Depois de alguns jornais terem avançado que o valor das compensações já tinha sido decidido, a Conferência Episcopal garantiu que “ainda não existe qualquer indicação de valor a entregar a cada uma das vítimas que fez o pedido", frisando que “este não é um processo jurídico, mas um gesto de solidariedade da Igreja em Portugal que está em comunhão com o sofrimento das vítimas e que se insere no caminho que tem vindo a ser percorrido”.
A Conferência Episcopal avançou, ainda, que o custo das compensações financeiras que a Igreja vai entregar às vítimas de abusos sexuais de menores será suportado em 50% pela Conferência Episcopal Portuguesa e em 50% pelas dioceses e institutos de vida consagrada. Sobre a parte que cabe a cada uma das dioceses, D. José Ornelas esclareceu que “será distribuído de acordo com o rácio habitual das contribuições que as dioceses dão para a vida da Conferência Episcopal”, o que significa que as dioceses maiores terão uma contribuição mais elevada. E frisou: “Não é cada diocese que vai fazer este dom solidário às vítimas, mas é sempre a Conferência Episcopal”.
Questionado pela Renascença sobre o alargamento do prazo para a fixação das compensações a atribuir às vítimas, o tam,bém bispo de Leiria-Fátima garantiu que "tudo está a ser feito para ter tudo pronto até ao fim do ano", admitindo que o processo pode demorar uma ou duas semanas, após 31 de dezembro. “Não é um protelar para mandar para o próximo ano. É o trabalho que está a ser feito e que pode não estar totalmente concluído, também para não excluir ninguém, para ir ao encontro da situação concreta das pessoas e dar uma resposta cabal e aceitável a todos”, disse.
A Conferência Episcopal adiantou, ainda, que, até ao momento, foram recebidos 89 pedidos de compensação financeira por parte de alegadas vítimas de abusos, dos quais 78 foram validados. Foram realizadas 72 entrevistas e elaborados 66 pareceres que estão a ser analisados pela Comissão de Fixação da Compensação.

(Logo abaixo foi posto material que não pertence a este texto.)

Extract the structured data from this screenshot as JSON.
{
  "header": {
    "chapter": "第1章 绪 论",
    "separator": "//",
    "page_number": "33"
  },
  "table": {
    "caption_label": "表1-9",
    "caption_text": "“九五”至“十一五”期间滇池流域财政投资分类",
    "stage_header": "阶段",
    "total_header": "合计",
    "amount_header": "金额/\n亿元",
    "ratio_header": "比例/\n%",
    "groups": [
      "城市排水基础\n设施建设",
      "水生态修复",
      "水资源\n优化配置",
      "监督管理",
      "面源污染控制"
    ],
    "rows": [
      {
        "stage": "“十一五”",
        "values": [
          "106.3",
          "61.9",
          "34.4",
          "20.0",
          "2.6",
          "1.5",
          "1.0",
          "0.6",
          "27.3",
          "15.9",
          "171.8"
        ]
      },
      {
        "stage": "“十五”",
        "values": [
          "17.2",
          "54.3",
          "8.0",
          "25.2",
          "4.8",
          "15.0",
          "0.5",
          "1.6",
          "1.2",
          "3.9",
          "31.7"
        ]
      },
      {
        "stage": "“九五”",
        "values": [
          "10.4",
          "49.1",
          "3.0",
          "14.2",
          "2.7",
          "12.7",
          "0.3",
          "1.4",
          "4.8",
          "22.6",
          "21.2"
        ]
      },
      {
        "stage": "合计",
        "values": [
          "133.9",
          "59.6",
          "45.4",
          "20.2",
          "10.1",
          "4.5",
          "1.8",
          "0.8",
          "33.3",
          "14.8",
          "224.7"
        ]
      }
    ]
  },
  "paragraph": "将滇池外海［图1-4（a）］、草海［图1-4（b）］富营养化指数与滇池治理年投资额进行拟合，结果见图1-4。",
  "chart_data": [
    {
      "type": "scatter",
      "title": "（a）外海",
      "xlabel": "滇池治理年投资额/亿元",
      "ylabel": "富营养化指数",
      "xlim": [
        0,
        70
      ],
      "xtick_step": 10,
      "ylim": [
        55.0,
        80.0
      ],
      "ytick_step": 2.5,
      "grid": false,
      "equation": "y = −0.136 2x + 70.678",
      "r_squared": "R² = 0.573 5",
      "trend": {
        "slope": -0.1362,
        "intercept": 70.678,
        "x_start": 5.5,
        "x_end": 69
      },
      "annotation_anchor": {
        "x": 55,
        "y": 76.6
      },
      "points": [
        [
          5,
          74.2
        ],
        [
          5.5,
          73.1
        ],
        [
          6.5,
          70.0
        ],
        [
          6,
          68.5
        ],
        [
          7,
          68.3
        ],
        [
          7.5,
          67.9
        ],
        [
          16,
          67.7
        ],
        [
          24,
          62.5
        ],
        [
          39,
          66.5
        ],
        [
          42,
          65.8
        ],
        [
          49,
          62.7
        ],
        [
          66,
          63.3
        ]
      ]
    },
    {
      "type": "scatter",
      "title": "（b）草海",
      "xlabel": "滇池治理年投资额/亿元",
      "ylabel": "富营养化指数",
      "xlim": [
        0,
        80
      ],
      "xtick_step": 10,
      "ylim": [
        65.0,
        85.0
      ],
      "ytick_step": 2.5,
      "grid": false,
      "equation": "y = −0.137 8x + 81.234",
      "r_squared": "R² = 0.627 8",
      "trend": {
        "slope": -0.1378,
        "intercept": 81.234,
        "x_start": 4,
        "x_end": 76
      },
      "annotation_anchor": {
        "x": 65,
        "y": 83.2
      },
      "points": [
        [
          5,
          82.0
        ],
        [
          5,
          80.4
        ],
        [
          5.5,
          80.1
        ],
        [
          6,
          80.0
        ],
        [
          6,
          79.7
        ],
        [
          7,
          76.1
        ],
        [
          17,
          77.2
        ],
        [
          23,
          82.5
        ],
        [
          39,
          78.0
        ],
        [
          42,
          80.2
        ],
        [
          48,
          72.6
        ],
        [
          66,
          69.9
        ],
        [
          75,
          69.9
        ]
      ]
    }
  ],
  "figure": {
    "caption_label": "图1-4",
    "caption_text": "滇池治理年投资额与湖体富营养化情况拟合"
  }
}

Questionado ainda sobre a divulgação de cartazes do Chega, com as inscrições "os ciganos têm de cumprir a lei" e "isto não é o Bangladesh", D. José Ornelas voltou a frisar que os migrantes devem ser vistos “como alguém que está a dar um contributo notável” à sociedade e que “pede para ser acolhido”. “Só assim é que se constrói um futuro, porque qualquer forma de pôr de parte e de ostracizar estas pessoas não conduz a nada de bom, nem agora, nem no futuro. Não é justo, não é verdadeiro e, portanto, é uma manipulação que é feita com outros objetivos – nós não entramos nisso”, garantiu.
Destacando “os tempos desafiantes que se vivem em Portugal, com tensões políticas, desigualdades sociais e erosão da confiança nas instituições”, e o “sofrimento causado pelas guerras, conflitos e perseguições por motivos de fé”, os bispos pediram, ainda, aos fiéis que rezem “por uma paz desarmada e desarmante, como convida o Papa Leão XIV”.
Nesta Assembleia Plenária da CEP, que decorreu entre os dias 10 e 13 de novembro, foi aprovada ainda a reorganização das Comissões Episcopais e reforçada “a importância de implementar o Documento Final XVI da Assembleia Geral do Sínodo dos Bispos no seio das comunidades”.